Um outro problema denunciado pela 47ª promotora da saúde, Iara Pinheiro, é uma prática recorrente nas pastas da saúde, tanto estadual, quanto municipal: o tráfico de influência. "Percebemos, no nível central da Sesap, uma gestão amadora, permeada de tráfico de influência, com pessoas colocadas nos cargos através dos políticos", diz Iara, que considera a prática um absurdo. Segundo a promotora, essa falta de profissionalismo reflete em como o dinheiro é investido. Resulta, por exemplo, em uma coordenadoria administrativa que compra mal, é amadora e cujo trabalho é feito de maneira improvisada, sem qualquer avaliação se os nomeados realizam de fato um trabalho satisfatório.

Sobre a dificuldade de nomeação de um novo titular para a Sesap, a promotora defende que a secretaria precisa de um bom gestor que tenha conhecimento sobre a realidade do Sistema Único de Saúde (SUS). Segundo ela, a Sesap deixa de captar investimentos federais muitas vezes pelo descumprimento de prazos, o que acredita ser inaceitável. "Cargos de coordenação são ocupados por indicações políticas e ninguém avalia se eles estão fazendo um bom trabalho", frisa ela.

Iara Pinheiro diz ainda que existem duas vertentes graves do problema. "Existe o problema do planejamento não repassar o dinheiro e o problema de uma gestão amadora, descompromissada e pouco profissional na rede estadual de saúde com pouquíssimas e raríssimas exceções", diz ela.

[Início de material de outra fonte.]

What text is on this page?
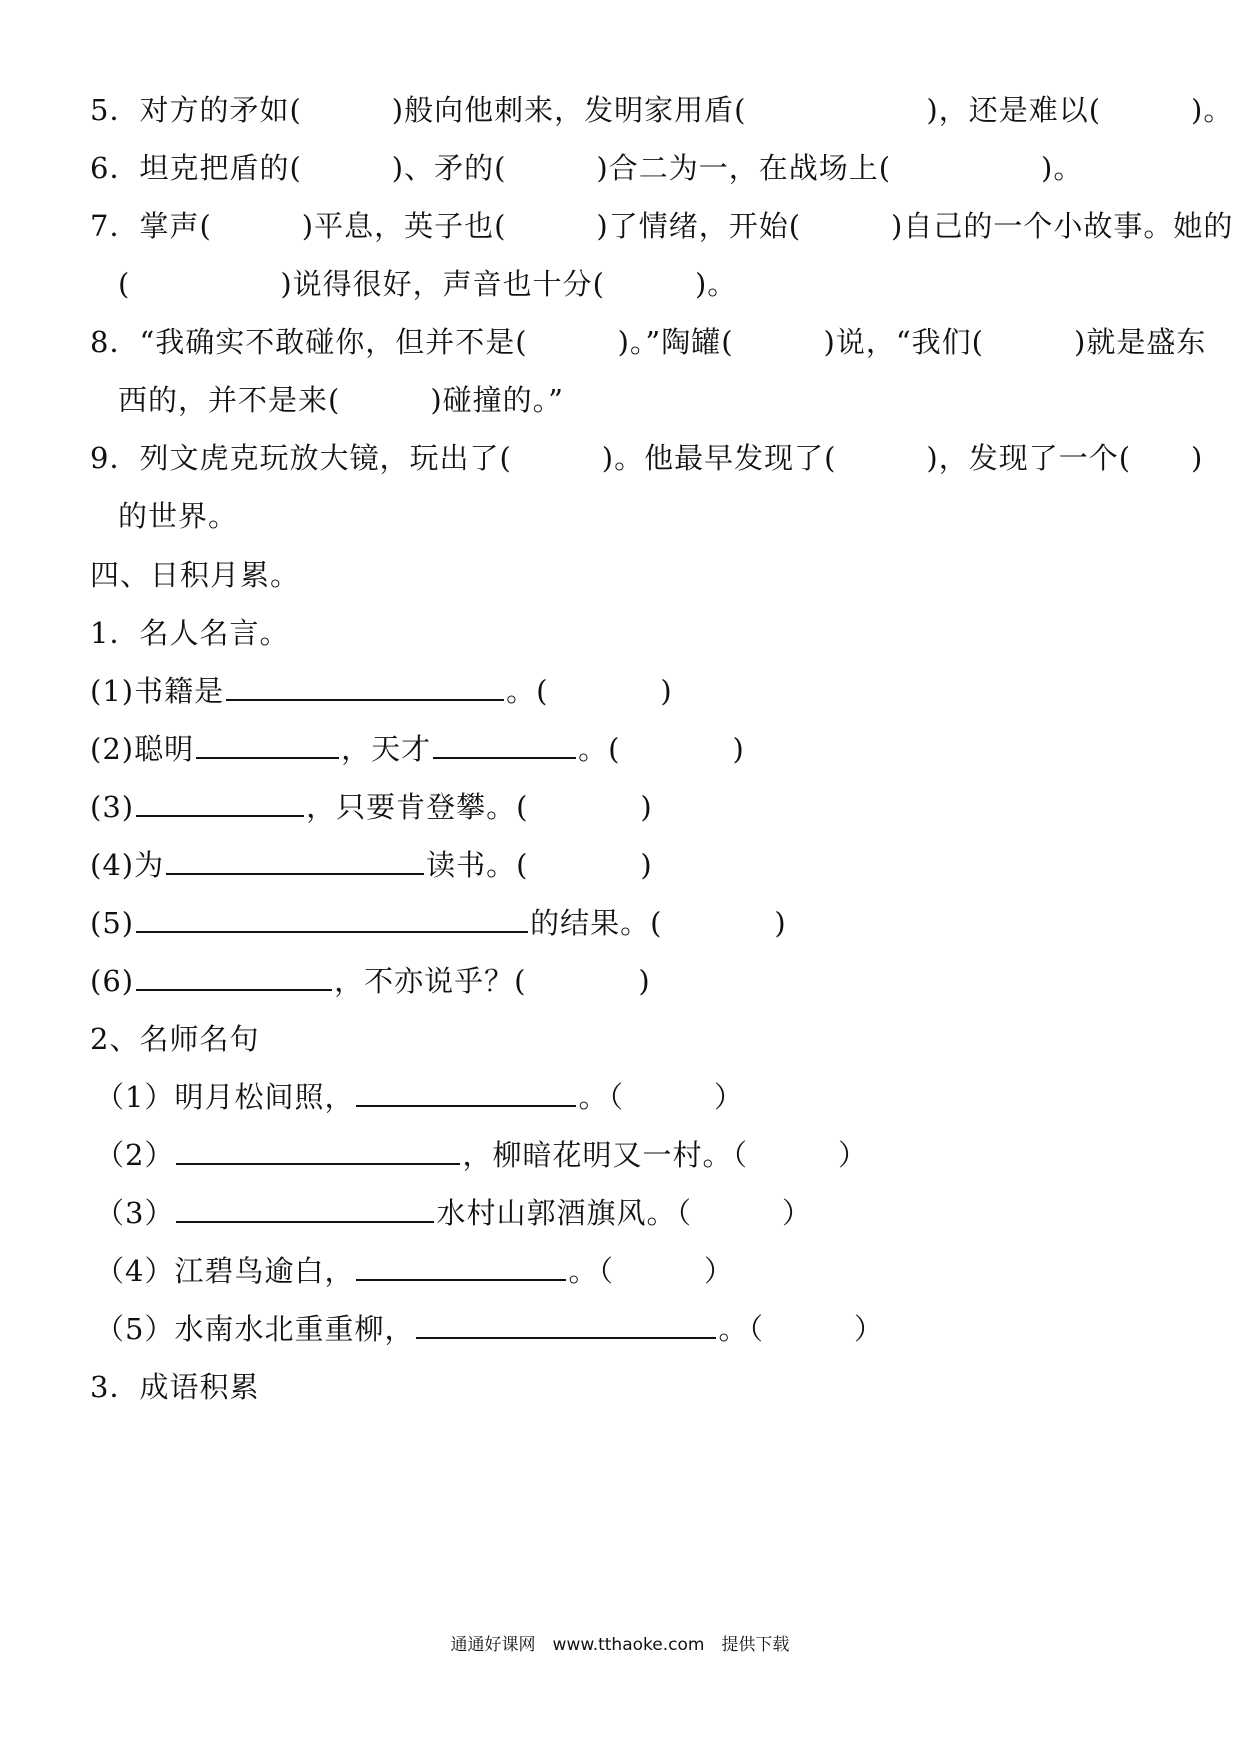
5．对方的矛如(　　　)般向他刺来，发明家用盾(　　　　　　)，还是难以(　　　)。
6．坦克把盾的(　　　)、矛的(　　　)合二为一，在战场上(　　　　　)。
7．掌声(　　　)平息，英子也(　　　)了情绪，开始(　　　)自己的一个小故事。她的
(　　　　　)说得很好，声音也十分(　　　)。
8．“我确实不敢碰你，但并不是(　　　)。”陶罐(　　　)说，“我们(　　　)就是盛东
西的，并不是来(　　　)碰撞的。”
9．列文虎克玩放大镜，玩出了(　　　)。他最早发现了(　　　)，发现了一个(　　)
的世界。
四、日积月累。
1．名人名言。
(1)书籍是	。(	)
(2)聪明	，天才	。(	)
(3)	，只要肯登攀。(	)
(4)为	读书。(	)
(5)	的结果。(	)
(6)	，不亦说乎？(	)
2、名师名句
（1）明月松间照，	。（	）
（2）	，柳暗花明又一村。（	）
（3）	水村山郭酒旗风。（	）
（4）江碧鸟逾白，	。（	）
（5）水南水北重重柳，	。（	）
3．成语积累
通通好课网　www.tthaoke.com　提供下载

Iara cita casos de bons profissionais existentes na secretaria que são exonerados de seus cargos para dar espaço a nomeações de aliados políticos. Ela lamenta que não exista amparo judicial contra manobras de nomeação de aliados, ficando o MP de mãos atadas. "É um atraso que impacta negativamente nos serviços e faz com que, em larga escala, nós observemos a realidade, por exemplo, de hospitais como o Giselda Trigueiro. Muitos dos profissionais ouvidos durante a visita pediram uma nomeação técnica para os gestores da Sesap", relata Iara Pinheiro.

Segundo ela, é inadmissível que se esteja erguendo um estádio de futebol para a Copa do Mundo de 2014, com previsão de grandes investimentos em áreas como mobilidade, em um estado que sequer finaliza a reforma em uma Unidade de Pronto Atendimento (UPA), como a de Cidade da Esperança, que se encontra fechada para conclusão das obras que se arrastam.